As the tribes halted on the shore of the Red Sea, and sang the song of Moses, so the New Testament tribes, when mystic Egypt shall be destroyed, will gather on the shore of that sea from whose depths they have come up, and will sing the song of the new dispensation, celebrating the power and faithfulness of the Moses, even the Lamb, who has led them through the sea. In this deliverance the Church of both Testaments, the Old and the New, will share; both Churches, therefore, will unite in this song, and so the song of Moses and the song of the Lamb will form one song. The leading note of their song is given:
Such is the first note of ascription. When the mystery of Providence shall be finished in the destruction of antichrist, and the Church has come to view the beginning in the light of the end, the obscurity and apparent confusion and contradiction that now appear to mar the scheme will be rolled away, and she will be left in amazement at the unity and grandeur of the work, and the power of the Workman. “Great and marvellous” she shall see the work to be, and He by whom it has been done she will acknowledge to have shown Himself the “Lord God Almighty.”
“Just and true,” continues these harpers, “are thy ways, thou King of saints.” A grand discovery of moral principles awaits the world in this catastrophe. It is to form the last and crowning step in the long demonstration of the eternal rectitude of God’s procedure. And when this step shall have been accomplished, the completeness of the whole proof will be clearly seen, and its irresistible force will be universally felt.
“Just and true,” shall the Church say with one voice, “are thy ways, thou King of saints.” Not the Church only, but the nations generally, shall be deeply impressed with a sense of the justice and truth of God. Accordingly the song of the harpers concludes with an anticipation of the immediate approach of a better dispensation.
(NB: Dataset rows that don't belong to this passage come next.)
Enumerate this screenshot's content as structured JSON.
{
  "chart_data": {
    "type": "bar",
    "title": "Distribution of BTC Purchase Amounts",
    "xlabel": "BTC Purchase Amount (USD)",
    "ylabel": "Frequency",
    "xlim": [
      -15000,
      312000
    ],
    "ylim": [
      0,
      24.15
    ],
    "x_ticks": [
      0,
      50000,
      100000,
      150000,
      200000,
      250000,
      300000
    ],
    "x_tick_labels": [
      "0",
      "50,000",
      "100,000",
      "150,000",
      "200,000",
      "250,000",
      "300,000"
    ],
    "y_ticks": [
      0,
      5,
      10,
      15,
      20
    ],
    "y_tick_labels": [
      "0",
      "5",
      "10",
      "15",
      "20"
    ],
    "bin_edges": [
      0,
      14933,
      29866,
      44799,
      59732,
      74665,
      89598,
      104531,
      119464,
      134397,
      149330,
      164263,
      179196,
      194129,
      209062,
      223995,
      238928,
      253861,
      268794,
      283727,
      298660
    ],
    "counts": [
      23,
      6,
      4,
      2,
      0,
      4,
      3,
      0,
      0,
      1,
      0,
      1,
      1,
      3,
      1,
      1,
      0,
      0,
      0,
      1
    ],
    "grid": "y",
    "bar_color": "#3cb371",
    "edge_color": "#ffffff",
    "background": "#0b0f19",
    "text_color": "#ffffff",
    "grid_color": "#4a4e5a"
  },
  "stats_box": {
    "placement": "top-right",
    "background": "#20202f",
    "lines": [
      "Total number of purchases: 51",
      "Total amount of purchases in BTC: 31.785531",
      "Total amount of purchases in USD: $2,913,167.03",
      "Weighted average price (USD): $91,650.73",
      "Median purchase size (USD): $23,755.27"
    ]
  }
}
The moral character of God, the laws on which His government of the world is based, and the grand principles which enter into the right constitution of human society, being publicly demonstrated in these awful scenes, taken in connection with all that has been before them since the rise of the Papacy; and the world being now put fully in possession of them, we have reason to think they will never again be lost. We cannot conceive of the knowledge of the six primary mechanical powers being lost. The mechanic and the artisan will proceed on these principles till the end of time. The law of gravitation, and other fundamental laws of science, being now fully established, will continue, through all time, to form the base of all the reasonings and discoveries of philosophy. Why should not moral truth, once fully discovered and clearly demonstrated, be retained, by the help of the Divine Spirit, with equal permanency?
The grand fundamental laws of moral and religious truth, though the first in importance, have been the last to be discovered: nor till the awful scenes of the seventh vial have been completed, will these great principles be fully evolved, and the world attain to the clear and full knowledge of them. Mankind having come by painful experience into possession of them, once for all, they will never again be lost, but will continue henceforward to mold the character and regulate the actings of society, in both its corporate capacity and its individual members. The reign of these principles will constitute the MILLENNIUM.